Tuesday, December 06, 2005

I have Raven Eye

raveneyes
RAVEN EYES

You have Raven Eyes!

Positive Traits: Intellectual,Wise, Experienced, Honest,Trustworthy

Negative Traits: Pompous,Condescending, Withdrawn, Pessimistic,Depressed

Your eyes are the windows to your soul. What type of eyes do you have?

Monday, November 28, 2005

平凡工作天。。。

Today is a typical working day, perhaps the so called *reluctant* day for all working people coz today is MONDAY. :P
Still with the headache problem of my work, hope can solve it soon.
The TV that i have been looking forward for the whole week yet been delivered. The Courts people promised they will sent within one week and perhaps tomorrow is the due date, what a *NICE* promise they kept.. (x_x)
Hopefully they will keep their promise..... *within one week*... but i have missed up all those movies and shows that attract me when i read the weekly TV show synopsis last week... dissapointed. But, the first thing i need to do tomorrow is to buy an antena for my TV, if not, i will end up *watching* the TV not the TV show..haha.
It's been nearly 8 months live without TV, wao.. fantastic, i can stand for so long :P
(partially because of the endless work, i need to stick at office.. pity me :( )
Work is endless anyway, if work has an ending, then most of us would be jobless..ahah..
So, i need a better mind set and try to balance up my work and my life!

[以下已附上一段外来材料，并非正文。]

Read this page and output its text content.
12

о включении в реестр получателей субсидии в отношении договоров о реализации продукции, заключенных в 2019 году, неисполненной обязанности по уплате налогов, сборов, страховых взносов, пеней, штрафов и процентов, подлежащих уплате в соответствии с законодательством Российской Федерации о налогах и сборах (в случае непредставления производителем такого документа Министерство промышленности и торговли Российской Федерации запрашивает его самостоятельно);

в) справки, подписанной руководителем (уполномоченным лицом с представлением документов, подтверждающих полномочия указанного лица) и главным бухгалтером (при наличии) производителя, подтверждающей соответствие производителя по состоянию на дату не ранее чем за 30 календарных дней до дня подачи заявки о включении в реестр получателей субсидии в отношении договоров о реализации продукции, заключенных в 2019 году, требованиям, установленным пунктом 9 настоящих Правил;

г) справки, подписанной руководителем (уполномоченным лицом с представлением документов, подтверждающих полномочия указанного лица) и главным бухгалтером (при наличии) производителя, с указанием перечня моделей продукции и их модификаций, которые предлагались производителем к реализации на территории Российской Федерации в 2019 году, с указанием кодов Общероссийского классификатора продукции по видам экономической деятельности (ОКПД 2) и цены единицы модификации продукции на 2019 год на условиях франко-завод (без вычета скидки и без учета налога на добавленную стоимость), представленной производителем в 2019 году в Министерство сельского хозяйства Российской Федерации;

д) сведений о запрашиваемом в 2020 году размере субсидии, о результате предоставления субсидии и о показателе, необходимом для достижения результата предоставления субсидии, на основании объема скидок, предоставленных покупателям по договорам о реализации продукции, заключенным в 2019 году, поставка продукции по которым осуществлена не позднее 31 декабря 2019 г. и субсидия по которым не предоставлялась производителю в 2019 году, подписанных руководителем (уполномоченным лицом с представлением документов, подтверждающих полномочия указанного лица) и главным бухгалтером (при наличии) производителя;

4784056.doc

It's been rainy these few days... all my clothes although washed but smelly due to the damp air.
Nothing special today, a typical working day. :)

Sunday, November 27, 2005

Dreaming to step my feet oversea...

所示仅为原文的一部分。